Avec les évo­lu­tions tech­no­lo­giques, le tra­vail était de plus en plus assu­mé par des machines en lieu et place des sala­riés. La sup­pres­sion des postes de tra­vail, donc de salaires, donc de coti­sa­tions sociales, allaient conduire assez rapi­de­ment à un dés­équi­libre d’autant plus que l’espérance de vie aug­men­tant, les retrai­tés deve­naient plus nombreux.

La plu­part des démo­graphes sérieux ne nient pas une évo­lu­tion de ce type, mais ajoutent aus­si­tôt qu’il est très dif­fi­cile, voire impos­sible, de faire des pro­jec­tions en la matière sur le « temps long ». C’est pour­tant ce que le gou­ver­ne­ment fait pour dra­ma­ti­ser l’avenir du sys­tème par répar­ti­tion et évo­quer sa disparition.

Le Conseil d’Orientation des Retraites (COR) annonce dans son rap­port, que le pro­blème des retraites n’est pas lié aux dépenses mais aux res­sources. C’est donc bien ce vec­teur qu’il faut action­ner pour réa­li­ser une réforme juste.

Le sys­tème par répar­ti­tion a donc cette facul­té de pou­voir ajus­ter son fonc­tion­ne­ment en inté­grant les trans­for­ma­tions dans le monde du tra­vail. Moins de sala­riés conduit à moins de coti­sa­tions sociales ? Oui, et alors ? Grâce à la moder­ni­sa­tion et main­te­nant aux tech­no­lo­gies du numé­rique, la pro­duc­ti­vi­té du tra­vail a explo­sé. Et le fruit de cette aug­men­ta­tion est allé prio­ri­tai­re­ment aux res­sources du capital.

Com­ment com­pen­ser dès lors le recul des coti­sa­tions sociales liées aux sup­pres­sions d’emplois, à une pré­ca­ri­té du sala­riat ? Il suf­fit d’élargir l’assiette des coti­sa­tions sociales plus for­te­ment aux reve­nus du capi­tal qui res­tent, qu’on le veuille ou non, le fruit du tra­vail.
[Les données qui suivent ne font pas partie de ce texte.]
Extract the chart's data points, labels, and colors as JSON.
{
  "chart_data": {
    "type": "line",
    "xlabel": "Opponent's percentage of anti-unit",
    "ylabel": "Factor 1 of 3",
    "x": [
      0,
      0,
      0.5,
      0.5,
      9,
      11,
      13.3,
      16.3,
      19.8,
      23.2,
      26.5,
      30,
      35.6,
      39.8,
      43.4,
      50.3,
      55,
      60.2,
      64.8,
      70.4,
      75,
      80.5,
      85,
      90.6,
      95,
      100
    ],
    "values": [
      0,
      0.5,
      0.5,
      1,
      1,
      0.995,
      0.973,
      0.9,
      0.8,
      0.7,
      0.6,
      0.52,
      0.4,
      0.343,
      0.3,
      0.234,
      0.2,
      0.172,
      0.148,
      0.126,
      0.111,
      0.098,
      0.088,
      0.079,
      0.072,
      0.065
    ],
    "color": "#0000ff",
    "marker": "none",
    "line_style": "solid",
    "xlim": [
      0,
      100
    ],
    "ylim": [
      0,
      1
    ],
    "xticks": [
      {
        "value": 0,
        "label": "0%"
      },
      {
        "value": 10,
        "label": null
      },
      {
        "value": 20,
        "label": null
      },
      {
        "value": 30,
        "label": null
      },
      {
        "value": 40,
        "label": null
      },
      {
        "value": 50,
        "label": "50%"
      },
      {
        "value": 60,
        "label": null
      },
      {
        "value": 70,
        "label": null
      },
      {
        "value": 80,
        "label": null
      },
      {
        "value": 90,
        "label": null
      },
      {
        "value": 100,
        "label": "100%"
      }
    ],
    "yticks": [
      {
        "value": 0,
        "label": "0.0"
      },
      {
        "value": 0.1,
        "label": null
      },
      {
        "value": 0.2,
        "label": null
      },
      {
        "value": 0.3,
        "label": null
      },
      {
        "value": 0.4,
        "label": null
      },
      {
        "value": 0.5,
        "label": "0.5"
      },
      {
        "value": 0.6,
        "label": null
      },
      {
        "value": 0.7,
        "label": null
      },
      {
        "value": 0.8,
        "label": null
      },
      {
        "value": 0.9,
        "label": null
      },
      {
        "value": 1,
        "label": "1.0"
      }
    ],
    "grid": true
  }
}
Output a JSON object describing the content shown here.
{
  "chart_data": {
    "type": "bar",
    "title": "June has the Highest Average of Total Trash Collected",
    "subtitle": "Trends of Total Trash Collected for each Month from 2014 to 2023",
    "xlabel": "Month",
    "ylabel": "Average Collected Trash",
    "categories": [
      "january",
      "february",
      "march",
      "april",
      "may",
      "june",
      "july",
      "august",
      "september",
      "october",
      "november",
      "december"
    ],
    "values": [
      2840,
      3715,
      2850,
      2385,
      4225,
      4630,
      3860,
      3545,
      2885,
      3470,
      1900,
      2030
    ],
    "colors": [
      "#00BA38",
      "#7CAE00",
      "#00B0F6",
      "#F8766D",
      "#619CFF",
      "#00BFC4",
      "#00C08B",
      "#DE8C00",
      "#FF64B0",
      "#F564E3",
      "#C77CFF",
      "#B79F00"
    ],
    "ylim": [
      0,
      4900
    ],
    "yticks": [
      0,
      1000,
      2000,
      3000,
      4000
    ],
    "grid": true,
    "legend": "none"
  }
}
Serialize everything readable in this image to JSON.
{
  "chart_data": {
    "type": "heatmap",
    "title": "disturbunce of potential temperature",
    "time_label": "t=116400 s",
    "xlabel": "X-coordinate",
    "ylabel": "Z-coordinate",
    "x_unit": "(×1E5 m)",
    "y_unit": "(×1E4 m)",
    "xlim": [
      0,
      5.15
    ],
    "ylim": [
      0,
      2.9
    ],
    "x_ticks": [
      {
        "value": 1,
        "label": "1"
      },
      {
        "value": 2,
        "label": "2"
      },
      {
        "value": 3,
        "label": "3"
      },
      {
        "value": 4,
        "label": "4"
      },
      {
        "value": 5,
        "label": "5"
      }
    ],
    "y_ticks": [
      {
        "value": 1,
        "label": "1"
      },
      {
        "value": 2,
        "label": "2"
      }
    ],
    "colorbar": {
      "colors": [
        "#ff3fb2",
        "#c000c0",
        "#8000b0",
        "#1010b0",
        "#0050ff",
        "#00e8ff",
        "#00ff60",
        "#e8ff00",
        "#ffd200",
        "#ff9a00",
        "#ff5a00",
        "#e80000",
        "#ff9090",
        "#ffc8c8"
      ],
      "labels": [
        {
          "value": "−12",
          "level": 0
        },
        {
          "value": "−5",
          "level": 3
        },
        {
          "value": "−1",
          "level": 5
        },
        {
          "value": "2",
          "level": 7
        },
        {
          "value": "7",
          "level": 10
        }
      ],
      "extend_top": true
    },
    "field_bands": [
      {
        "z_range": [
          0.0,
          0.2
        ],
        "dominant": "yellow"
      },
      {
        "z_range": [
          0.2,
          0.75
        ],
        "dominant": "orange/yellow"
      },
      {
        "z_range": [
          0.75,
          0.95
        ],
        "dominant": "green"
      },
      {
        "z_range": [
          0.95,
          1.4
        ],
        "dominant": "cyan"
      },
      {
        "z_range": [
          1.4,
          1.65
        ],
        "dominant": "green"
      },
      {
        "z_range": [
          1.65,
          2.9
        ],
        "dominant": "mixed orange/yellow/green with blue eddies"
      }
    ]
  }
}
Même s’il est réa­li­sé par les robots ! C’est cette piste qu’il faut explo­rer pour équi­li­brer dura­ble­ment le sys­tème par répartition.

Ce que pro­pose le gou­ver­ne­ment dans sa réforme, c’est un che­min royal vers un sys­tème par capi­ta­li­sa­tion : ne dit-on pas que le fonds de pen­sion Bla­ckRock à son rond de ser­viette à l’Élysée au même titre que d’autres cabi­nets de conseil ? Et Bla­ckRock manœuvre de moins en moins dis­crè­te­ment pour récu­pé­rer en par­tie ou en tota­li­té, les 15 % du PIB que la France consacre aux retraites.

Le site « MrMon­dia­li­sa­tion » découvre un coin du voile : « Le lien entre ce fonds d’investissement amé­ri­cain et le sys­tème de retraites fran­çais n’est pas évident à pre­mière vue et pour­tant,cette réforme est l’occasion idéale pour rame­ner de nou­veaux clients auprès du ges­tion­naire mul­ti­na­tio­nal. Plus pré­ci­sé­ment : si un gou­ver­ne­ment dimi­nue les coti­sa­tions pour la retraite et donc les sommes ver­sées aux per­sonnes concer­nées,il incite les épar­gnants des classes supé­rieures à se tour­ner vers des fonds de pla­ce­ments pri­vés et Bla­ckRock l’a bien compris.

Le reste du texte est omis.